Potassio
Agisce in maniera interdipendente col sodio e cloro. Regola la quantità e la ripartizione dell'acqua intra ed extracellulare (sodio e cloro dall'esterno ed il potassio dall'interno della cellula), quindi la pressione osmotica (di scambio) e l'equilibrio acido-base dell'organismo. Il sodio tende a trattenere acqua mentre il potassio tende ad eliminarla (circa il 95% del potassio totale si trova nel liquido extracellulare). In equilibrio con gli ioni calcio e magnesio, il sodio, cloro e potassio regolano tutte le funzioni cellulari, con particolare riferimento alla eccitazione del sistema nervoso, del muscolo cardiaco e muscolo scheletrico.
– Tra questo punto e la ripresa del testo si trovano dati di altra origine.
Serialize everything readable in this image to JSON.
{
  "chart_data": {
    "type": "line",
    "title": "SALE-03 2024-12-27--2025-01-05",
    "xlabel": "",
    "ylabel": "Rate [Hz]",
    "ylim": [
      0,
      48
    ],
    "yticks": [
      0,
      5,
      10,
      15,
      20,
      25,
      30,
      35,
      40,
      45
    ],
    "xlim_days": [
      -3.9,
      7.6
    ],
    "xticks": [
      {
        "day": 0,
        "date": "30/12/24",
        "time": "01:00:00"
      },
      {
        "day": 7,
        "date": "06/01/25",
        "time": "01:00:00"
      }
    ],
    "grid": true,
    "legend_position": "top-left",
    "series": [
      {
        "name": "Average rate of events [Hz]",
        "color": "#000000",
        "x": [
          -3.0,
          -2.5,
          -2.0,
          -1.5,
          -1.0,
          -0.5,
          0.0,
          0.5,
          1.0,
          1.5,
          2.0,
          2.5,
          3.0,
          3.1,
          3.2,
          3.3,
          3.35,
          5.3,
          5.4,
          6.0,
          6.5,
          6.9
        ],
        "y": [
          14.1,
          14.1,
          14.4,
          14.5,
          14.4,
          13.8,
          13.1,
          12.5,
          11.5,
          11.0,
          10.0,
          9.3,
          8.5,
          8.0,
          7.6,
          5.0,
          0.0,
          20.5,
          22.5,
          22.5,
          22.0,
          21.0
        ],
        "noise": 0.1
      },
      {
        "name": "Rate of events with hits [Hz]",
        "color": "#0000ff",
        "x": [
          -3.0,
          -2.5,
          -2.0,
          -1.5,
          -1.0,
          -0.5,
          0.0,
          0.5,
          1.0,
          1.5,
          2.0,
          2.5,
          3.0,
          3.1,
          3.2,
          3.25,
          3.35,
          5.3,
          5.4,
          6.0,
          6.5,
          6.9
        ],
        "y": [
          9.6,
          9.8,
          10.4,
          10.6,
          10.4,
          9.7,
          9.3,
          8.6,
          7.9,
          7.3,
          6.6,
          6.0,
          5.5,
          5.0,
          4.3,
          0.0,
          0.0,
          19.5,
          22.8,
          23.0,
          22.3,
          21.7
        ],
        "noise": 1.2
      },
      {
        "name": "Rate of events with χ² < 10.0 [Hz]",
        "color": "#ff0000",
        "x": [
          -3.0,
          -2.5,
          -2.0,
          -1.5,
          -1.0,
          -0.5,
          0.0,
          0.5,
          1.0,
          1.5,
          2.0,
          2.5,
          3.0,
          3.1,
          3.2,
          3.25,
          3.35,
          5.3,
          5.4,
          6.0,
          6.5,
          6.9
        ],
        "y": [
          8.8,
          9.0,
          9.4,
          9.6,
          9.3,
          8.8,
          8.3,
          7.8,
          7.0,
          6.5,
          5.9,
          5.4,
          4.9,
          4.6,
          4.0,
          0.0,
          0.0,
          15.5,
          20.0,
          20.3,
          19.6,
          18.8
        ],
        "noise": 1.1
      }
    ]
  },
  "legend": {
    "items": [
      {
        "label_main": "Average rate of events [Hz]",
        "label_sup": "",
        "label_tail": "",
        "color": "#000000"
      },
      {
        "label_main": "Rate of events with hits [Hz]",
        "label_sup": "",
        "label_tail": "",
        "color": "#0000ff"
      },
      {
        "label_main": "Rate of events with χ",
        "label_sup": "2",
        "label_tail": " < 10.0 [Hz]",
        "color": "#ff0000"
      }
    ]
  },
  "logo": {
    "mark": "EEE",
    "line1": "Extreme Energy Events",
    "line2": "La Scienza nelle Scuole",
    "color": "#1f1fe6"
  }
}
Durante la contrazione muscolare condizionano i trasporti ionici attraverso la membrana cellulare.
Oltre il 90% del potassio contenuto negli alimenti viene assorbito a livello dell'intestino tenue.
Un eccesso di sudorazione porta alla deplezione soprattutto di sodio, cloro e potassio, anche se bisogna considerare che l'allenamento prolungato comporta un adattamento anche nella capacità di risparmio salino.
La reintegrazione del sodio, cloro e potassio, quando necessaria, va sempre fatta unitamente all'assunzione di acqua. Questo evita i fenomeni negativi di una eccessiva concentrazione di questi sali a livello intra ed extra cellulare.
La carenza può dare sintomi di sonnolenza, confusione mentale, nausea, inappetenza, alterazione del ritmo cardiaco.
Un eccesso, derivante soprattutto da errata somministrazione farmaceutica o patologie metaboliche, da pesantezza agli arti inferiori, formicolio al viso e alle mani, debolezza muscolare. Si può arrivare anche all'arresto cardiaco.
La necessità giornaliera dell'adulto si aggira intorno a 2000-3000 mg. e comunque in un rapporto 5:1 col sodio.
Fonti Naturali
Lo si trova nella verdura e frutta fresca in genere, frutta secca, germogli di soia, cereali, castagne, mandorle, carne, fegato, pesce, uova, latte.